De econome Elisabeth Dunn vond in haar onderzoek, dat hoe meer geld mensen hebben, hoe minder ze in staat zijn te genieten. Zij stelt dat het verband tussen geld en geluk een stuk minder en een stuk gecompliceerder is dan we denken. Zij vond in haar onderzoek in Canada en Oeganda dat mensen gelukkiger werden van het besteden van geld aan anderen dan aan zichzelf. Zij stelde voor dat werkgevers hun werknemers vouchers zouden kunnen geven om te besteden aan goede doelen. Het bleek dat mensen daar meer satisfactie van hadden dan wanneer ze het geld als bonus kregen. Ook vond zij, dat een bonus in de vorm van geld dat je mocht besteden aan je collega's in plaats van aan jezelf , mensen meer stimuleerde om beter voor het bedrijf te presteren dan extra geld.
Ook andere onderzoekers komen met onderzoeksresultaten die er op wijzen dat financiële bonussen contraproductief zijn als het gaat om complexe taken en taken die creativiteit vragen. Zodra geldelijke beloningen in het algemeen in beeld komen zijn we minder geneigd om samen te werken, andere te helpen en om hulp te vragen (o.a. Heyman. Vohs). Bovendien blijkt dat we erg snel wennen aan een bepaald niveau van status en welvaart en dat een daling daarvan ons meer ongeluk oplevert, dan de stijging ons aan geluk opleverde. We houden niet van kwijt raken, te verliezen en verminderen. Ons geld heeft heeft dalende meeropbrengsten, dus het extra geld in de vorm van een extra bonus is ons steeds minder waard.
Daniel Pink die een heel boek1 schreef over motivatie en beloning, stelt dat er een kloof gaapt tussen wat de wetenschap weet en wat de zakenwereld doet als het gata om het motiveren van mensen. Geld is geen motivator, en zorgt zelfs voor lagere prestaties. Hij stelt dat organisaties die hun werknemers willen motiveren beter hun medewerkers het volgende kunnen bieden
  • autonomie,
  • de mogelijkheid om aan hun ontwikkeling/meesterschap te werken, en
  • idealisme: het gevoel er toe te doen, wat te betekenen in de wereld, er bij te horen.

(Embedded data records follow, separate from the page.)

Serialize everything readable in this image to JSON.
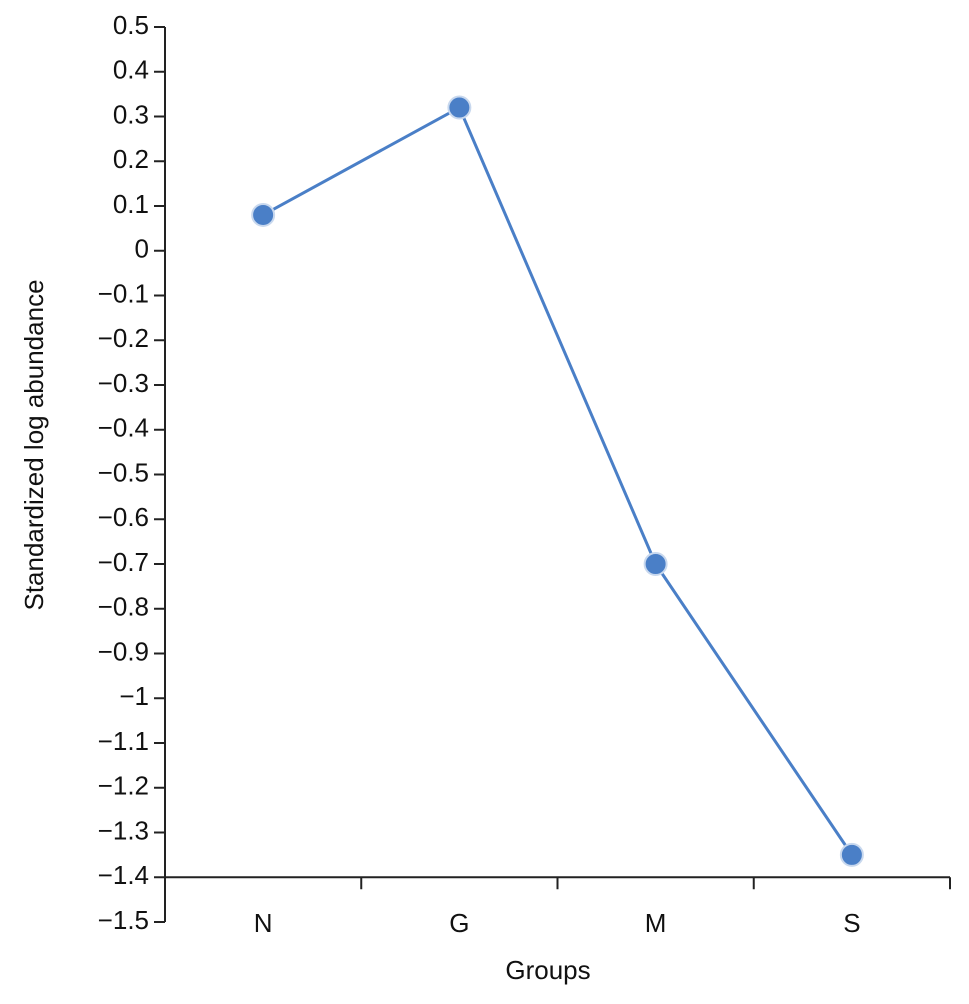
{
  "chart_data": {
    "type": "line",
    "ylabel": "Standardized log abundance",
    "xlabel": "Groups",
    "categories": [
      "N",
      "G",
      "M",
      "S"
    ],
    "values": [
      0.08,
      0.32,
      -0.7,
      -1.35
    ],
    "color": "#4a7fc7",
    "ylim": [
      -1.5,
      0.5
    ],
    "x_axis_position": -1.4,
    "yticks": [
      0.5,
      0.4,
      0.3,
      0.2,
      0.1,
      0,
      {
        "value": -0.1,
        "label": "−0.1"
      },
      {
        "value": -0.2,
        "label": "−0.2"
      },
      {
        "value": -0.3,
        "label": "−0.3"
      },
      {
        "value": -0.4,
        "label": "−0.4"
      },
      {
        "value": -0.5,
        "label": "−0.5"
      },
      {
        "value": -0.6,
        "label": "−0.6"
      },
      {
        "value": -0.7,
        "label": "−0.7"
      },
      {
        "value": -0.8,
        "label": "−0.8"
      },
      {
        "value": -0.9,
        "label": "−0.9"
      },
      {
        "value": -1,
        "label": "−1"
      },
      {
        "value": -1.1,
        "label": "−1.1"
      },
      {
        "value": -1.2,
        "label": "−1.2"
      },
      {
        "value": -1.3,
        "label": "−1.3"
      },
      {
        "value": -1.4,
        "label": "−1.4"
      },
      {
        "value": -1.5,
        "label": "−1.5"
      }
    ]
  }
}
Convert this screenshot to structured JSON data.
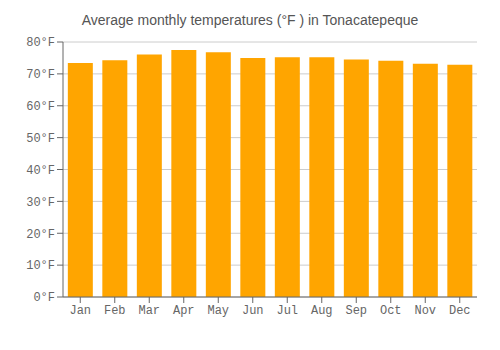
{
  "chart_data": {
    "type": "bar",
    "title": "Average monthly temperatures (°F ) in Tonacatepeque",
    "categories": [
      "Jan",
      "Feb",
      "Mar",
      "Apr",
      "May",
      "Jun",
      "Jul",
      "Aug",
      "Sep",
      "Oct",
      "Nov",
      "Dec"
    ],
    "values": [
      73.4,
      74.3,
      76.1,
      77.5,
      76.8,
      75.0,
      75.2,
      75.2,
      74.5,
      74.1,
      73.2,
      72.9
    ],
    "color": "#FFA500",
    "ylim": [
      0,
      80
    ],
    "yticks": [
      {
        "value": 0,
        "label": "0°F"
      },
      {
        "value": 10,
        "label": "10°F"
      },
      {
        "value": 20,
        "label": "20°F"
      },
      {
        "value": 30,
        "label": "30°F"
      },
      {
        "value": 40,
        "label": "40°F"
      },
      {
        "value": 50,
        "label": "50°F"
      },
      {
        "value": 60,
        "label": "60°F"
      },
      {
        "value": 70,
        "label": "70°F"
      },
      {
        "value": 80,
        "label": "80°F"
      }
    ],
    "grid": true
  }
}
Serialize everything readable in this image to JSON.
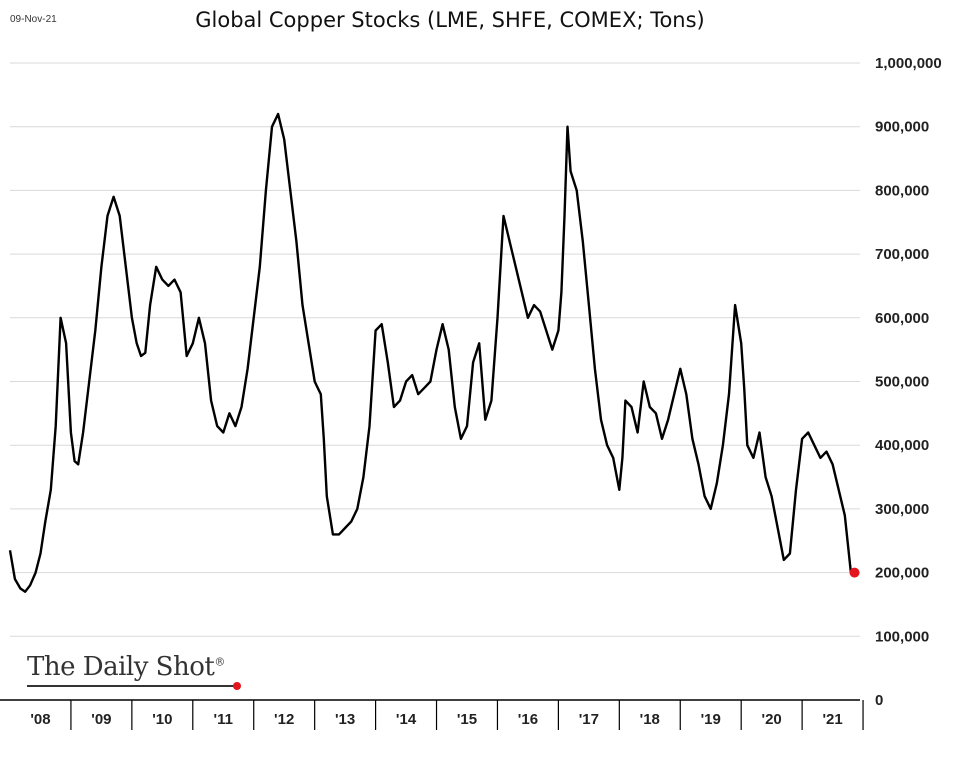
{
  "header": {
    "date_stamp": "09-Nov-21",
    "title": "Global Copper Stocks (LME, SHFE, COMEX; Tons)"
  },
  "branding": {
    "logo_text": "The Daily Shot",
    "logo_mark": "®"
  },
  "colors": {
    "line": "#000000",
    "end_marker": "#e3161d",
    "grid": "#d9d9d9"
  },
  "chart_data": {
    "type": "line",
    "title": "Global Copper Stocks (LME, SHFE, COMEX; Tons)",
    "xlabel": "",
    "ylabel": "",
    "ylim": [
      0,
      1000000
    ],
    "xlim": [
      2008.0,
      2021.95
    ],
    "grid": true,
    "y_ticks": [
      0,
      100000,
      200000,
      300000,
      400000,
      500000,
      600000,
      700000,
      800000,
      900000,
      1000000
    ],
    "y_tick_labels": [
      "0",
      "100,000",
      "200,000",
      "300,000",
      "400,000",
      "500,000",
      "600,000",
      "700,000",
      "800,000",
      "900,000",
      "1,000,000"
    ],
    "x_tick_labels": [
      "'08",
      "'09",
      "'10",
      "'11",
      "'12",
      "'13",
      "'14",
      "'15",
      "'16",
      "'17",
      "'18",
      "'19",
      "'20",
      "'21"
    ],
    "series": [
      {
        "x": [
          2008.0,
          2008.08,
          2008.17,
          2008.25,
          2008.33,
          2008.42,
          2008.5,
          2008.58,
          2008.67,
          2008.75,
          2008.83,
          2008.92,
          2009.0,
          2009.06,
          2009.12,
          2009.2,
          2009.3,
          2009.4,
          2009.5,
          2009.6,
          2009.7,
          2009.8,
          2009.9,
          2010.0,
          2010.08,
          2010.15,
          2010.22,
          2010.3,
          2010.4,
          2010.5,
          2010.6,
          2010.7,
          2010.8,
          2010.9,
          2011.0,
          2011.1,
          2011.2,
          2011.3,
          2011.4,
          2011.5,
          2011.6,
          2011.7,
          2011.8,
          2011.9,
          2012.0,
          2012.1,
          2012.2,
          2012.3,
          2012.4,
          2012.5,
          2012.6,
          2012.7,
          2012.8,
          2012.9,
          2013.0,
          2013.05,
          2013.1,
          2013.15,
          2013.2,
          2013.3,
          2013.4,
          2013.5,
          2013.6,
          2013.7,
          2013.8,
          2013.9,
          2014.0,
          2014.1,
          2014.2,
          2014.3,
          2014.4,
          2014.5,
          2014.6,
          2014.7,
          2014.8,
          2014.9,
          2015.0,
          2015.1,
          2015.2,
          2015.3,
          2015.4,
          2015.5,
          2015.6,
          2015.7,
          2015.8,
          2015.9,
          2016.0,
          2016.1,
          2016.2,
          2016.3,
          2016.4,
          2016.5,
          2016.6,
          2016.7,
          2016.8,
          2016.9,
          2017.0,
          2017.05,
          2017.1,
          2017.15,
          2017.2,
          2017.3,
          2017.4,
          2017.5,
          2017.6,
          2017.7,
          2017.8,
          2017.9,
          2018.0,
          2018.05,
          2018.1,
          2018.2,
          2018.3,
          2018.4,
          2018.5,
          2018.6,
          2018.7,
          2018.8,
          2018.9,
          2019.0,
          2019.1,
          2019.2,
          2019.3,
          2019.4,
          2019.5,
          2019.6,
          2019.7,
          2019.8,
          2019.9,
          2020.0,
          2020.05,
          2020.1,
          2020.2,
          2020.3,
          2020.4,
          2020.5,
          2020.6,
          2020.7,
          2020.8,
          2020.9,
          2021.0,
          2021.1,
          2021.2,
          2021.3,
          2021.4,
          2021.5,
          2021.6,
          2021.7,
          2021.8,
          2021.86
        ],
        "y": [
          235000,
          190000,
          175000,
          170000,
          180000,
          200000,
          230000,
          280000,
          330000,
          430000,
          600000,
          560000,
          420000,
          375000,
          370000,
          420000,
          500000,
          580000,
          680000,
          760000,
          790000,
          760000,
          680000,
          600000,
          560000,
          540000,
          545000,
          620000,
          680000,
          660000,
          650000,
          660000,
          640000,
          540000,
          560000,
          600000,
          560000,
          470000,
          430000,
          420000,
          450000,
          430000,
          460000,
          520000,
          600000,
          680000,
          800000,
          900000,
          920000,
          880000,
          800000,
          720000,
          620000,
          560000,
          500000,
          490000,
          480000,
          410000,
          320000,
          260000,
          260000,
          270000,
          280000,
          300000,
          350000,
          430000,
          580000,
          590000,
          530000,
          460000,
          470000,
          500000,
          510000,
          480000,
          490000,
          500000,
          550000,
          590000,
          550000,
          460000,
          410000,
          430000,
          530000,
          560000,
          440000,
          470000,
          600000,
          760000,
          720000,
          680000,
          640000,
          600000,
          620000,
          610000,
          580000,
          550000,
          580000,
          640000,
          760000,
          900000,
          830000,
          800000,
          720000,
          620000,
          520000,
          440000,
          400000,
          380000,
          330000,
          380000,
          470000,
          460000,
          420000,
          500000,
          460000,
          450000,
          410000,
          440000,
          480000,
          520000,
          480000,
          410000,
          370000,
          320000,
          300000,
          340000,
          400000,
          480000,
          620000,
          560000,
          490000,
          400000,
          380000,
          420000,
          350000,
          320000,
          270000,
          220000,
          230000,
          330000,
          410000,
          420000,
          400000,
          380000,
          390000,
          370000,
          330000,
          290000,
          200000,
          200000
        ]
      }
    ],
    "end_marker": {
      "x": 2021.86,
      "y": 200000
    }
  }
}
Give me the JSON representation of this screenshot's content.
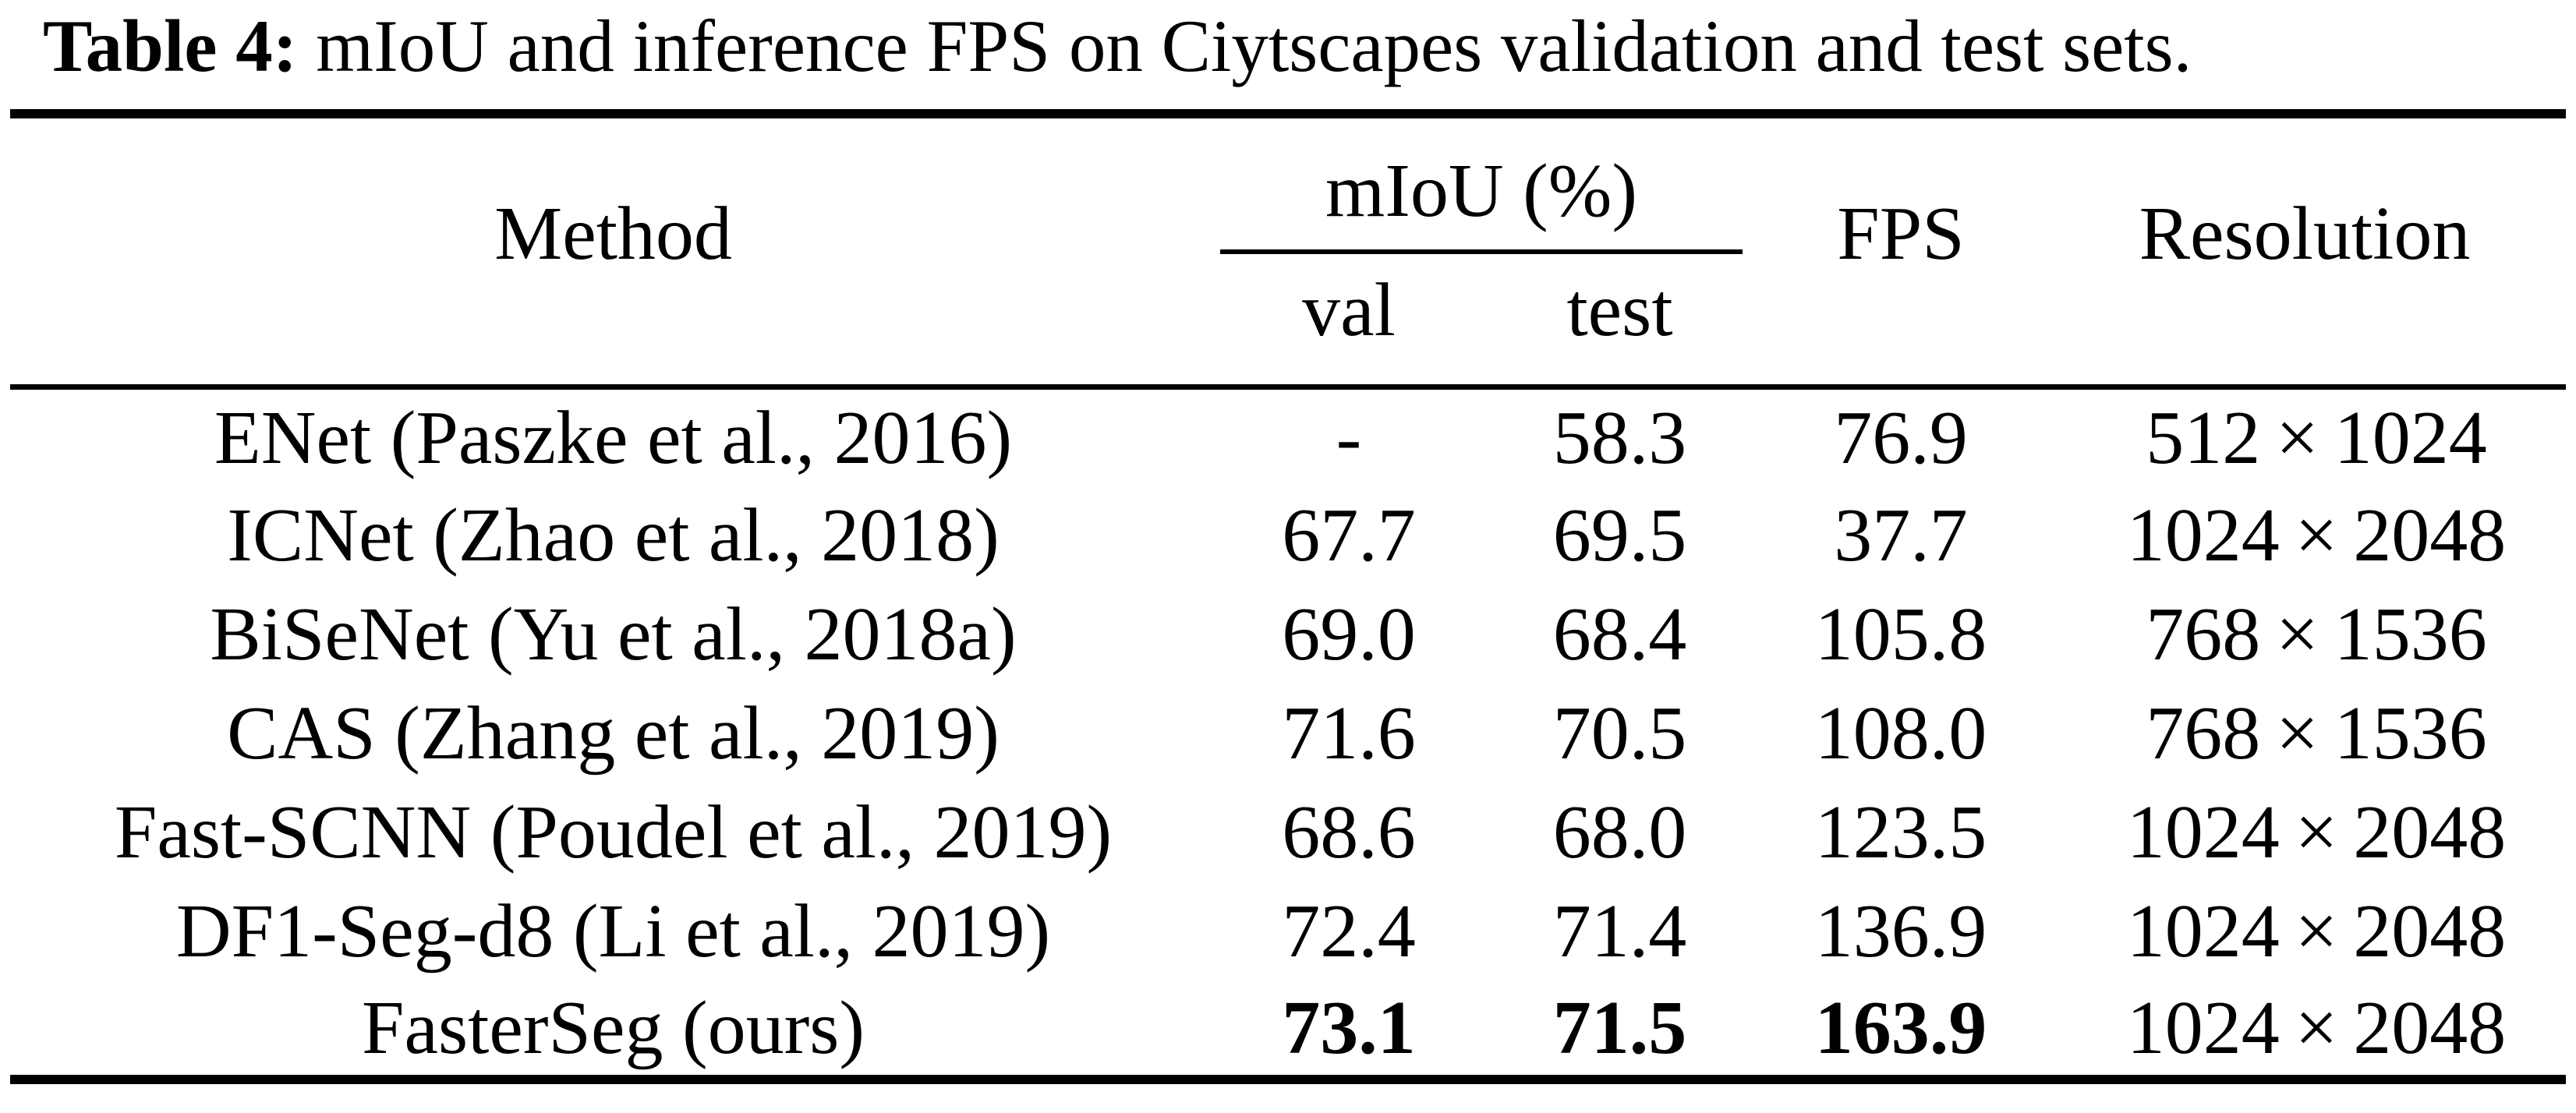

Dit werpt natuurlijk niet alleen een heel nieuw licht op de Balkenende norm en de van het bedrijfsleven gekopieerde bonuscultuur, maar ook op allerlei financiële incentives voor burgers. Het wordt niet alleen uit bezuinigingsoverwegingen tijd om de salarissen en bonussen in de publieke sector bij woningbouwcorporaties, ziekenhuizen, hogescholen en zorginstellingen te stoppen. Bonussen leiden niet alleen niet tot goede resultaten, ze beperken de neiging tot samenwerking en natuurlijk altruisme. Financiële incentives kunnen zelfs het sociale gedrag verstoren bleek ook hier. Mensen doen het liever voor een ander, daar houden ze een beter gevoel aan over dan aan het krijgen van geld. De reactie op het krijgen van geld blijkt zelfs contraproduktief, dan gaan ze juist pas calculeren. In het algemeen belang beloon goede bestuurders met eer en glorie, roem hun goede daden en houd finacieel ze kort.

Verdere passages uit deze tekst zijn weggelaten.